The first place we stop is the Pemberton Valley Coffee Company and it’s obvious from the outset that the Slow Food Cycle has moved well beyond its origins to embrace Pemberton businesses alongside agricultural producers.
Here, in the courtyard, Pemberton funk artist Papa Josh entertains a crowd as they enjoy food samples from outlets such as the coffee company, Blackbird Bakery and Nonna Pia’s Balsamic Reductions, which provides four samples of balsamic vinegar. It’s one of the few food samples I’ll actually try all day, owing to my late start on the ride.
Not being a fan of vinegar, these samples are pleasant surprises. One’s classic; others are tinged with flavours like rosemary, lemon and ginger. You get a taste by dipping little pieces of bread into vinegar mixed with oil. It’s how they do it in Europe and it’s about 9,000 times better than slathering your bread with butter.

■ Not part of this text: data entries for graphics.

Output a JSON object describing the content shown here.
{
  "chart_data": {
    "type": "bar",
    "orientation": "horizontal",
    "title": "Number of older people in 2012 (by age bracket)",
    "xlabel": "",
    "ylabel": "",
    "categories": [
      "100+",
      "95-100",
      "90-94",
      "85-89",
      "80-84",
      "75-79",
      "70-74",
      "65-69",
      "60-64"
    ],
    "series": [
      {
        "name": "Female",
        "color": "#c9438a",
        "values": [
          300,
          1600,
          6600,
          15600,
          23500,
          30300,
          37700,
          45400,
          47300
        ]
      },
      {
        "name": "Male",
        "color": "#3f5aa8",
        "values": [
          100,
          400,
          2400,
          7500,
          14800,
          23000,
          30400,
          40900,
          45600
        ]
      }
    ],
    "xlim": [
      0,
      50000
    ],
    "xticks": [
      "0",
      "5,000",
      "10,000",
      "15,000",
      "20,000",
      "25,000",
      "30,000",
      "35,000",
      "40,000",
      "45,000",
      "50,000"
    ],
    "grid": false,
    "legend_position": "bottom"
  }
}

From there we travelled a fair distance before arriving at our next stop: Riverlands, a 1,240-acre property that leases lots of agricultural land to farmers who follow organic and sustainable practices. Investors at Riverlands include Namasthé Tea and Across the Creek Organics, a prominent producer of the famed Pemberton potato.

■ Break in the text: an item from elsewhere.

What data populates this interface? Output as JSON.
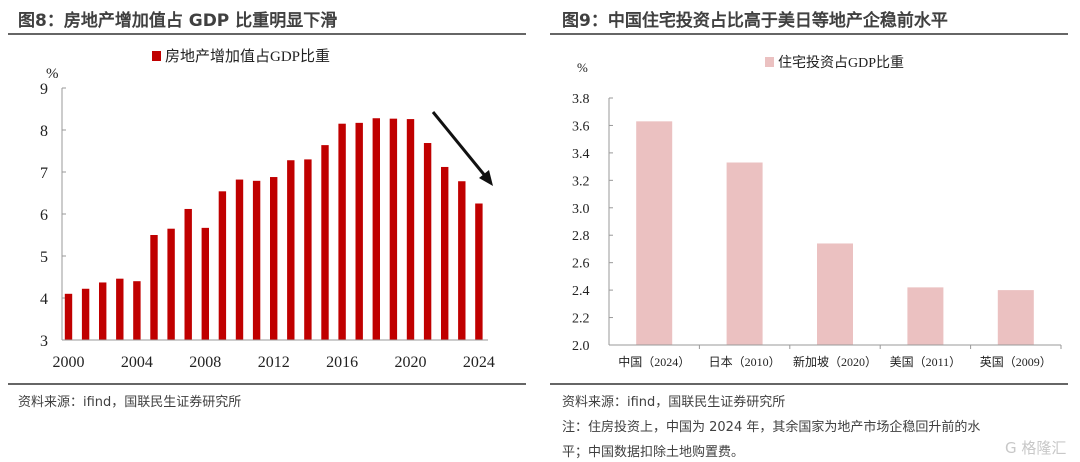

At this stop, the Riverlands’ owners have set up an exhibition for Pemberton artists Lynn Pocklington, Karen Love and Dave Steers in a barn. Together they exhibit images of wildlife and nature, with more than a few recreations of the iconic Mount Currie, which towers over the valley and signals to every dyed-in-the-wool Pembertonian that they’re home.
Outside the barn, meanwhile, is a bike sculpture/water wheel designed by Pemberton sculptor Martin Dahinden, who is otherwise known around Pemberton for “eco-tekture” such as a house he made of 85 per cent recycled material.
Around the property you can get a sno-cone, a cup of Namasthe Tea or purchase produce inside the barn. I suggest to my parents, both of them keen epicureans, that they get a pound of Pemberton potatoes. They get a bag of Sieglinde potatoes, spuds that already taste like they’ve been buttered.
From there it’s off to our last stop of the day, Helmers’ Organic Farm toward the far end of the valley. Run by Doug and Jeanette Helmer, mother and father of organizer Anna, this property has been in the family for 100 years.
It lies beneath Copper Dome and the Camel’s Back, two mountains that in the summer of 2009 bore witness to unprecedented forest fires that forced a temporary cancellation of the Slow Food Cycle.
The farm bustles with activity when we arrive. The Helmers tend to a stand where they’re selling all variety of potatoes. I pick up a bag – the very first I have purchased from Pemberton proper.
By the time we leave the Helmer farm we’re too tired to go any further. We get back to the car and I’m dropped off at my place in Whistler, where with potatoes in hand I’ve enough for a steak dinner.
I prepare a T-Bone and slather it with barbecue sauce and cook the potatoes as a side dish. The things are bloody delicious… and all the more so because I know precisely where they came from.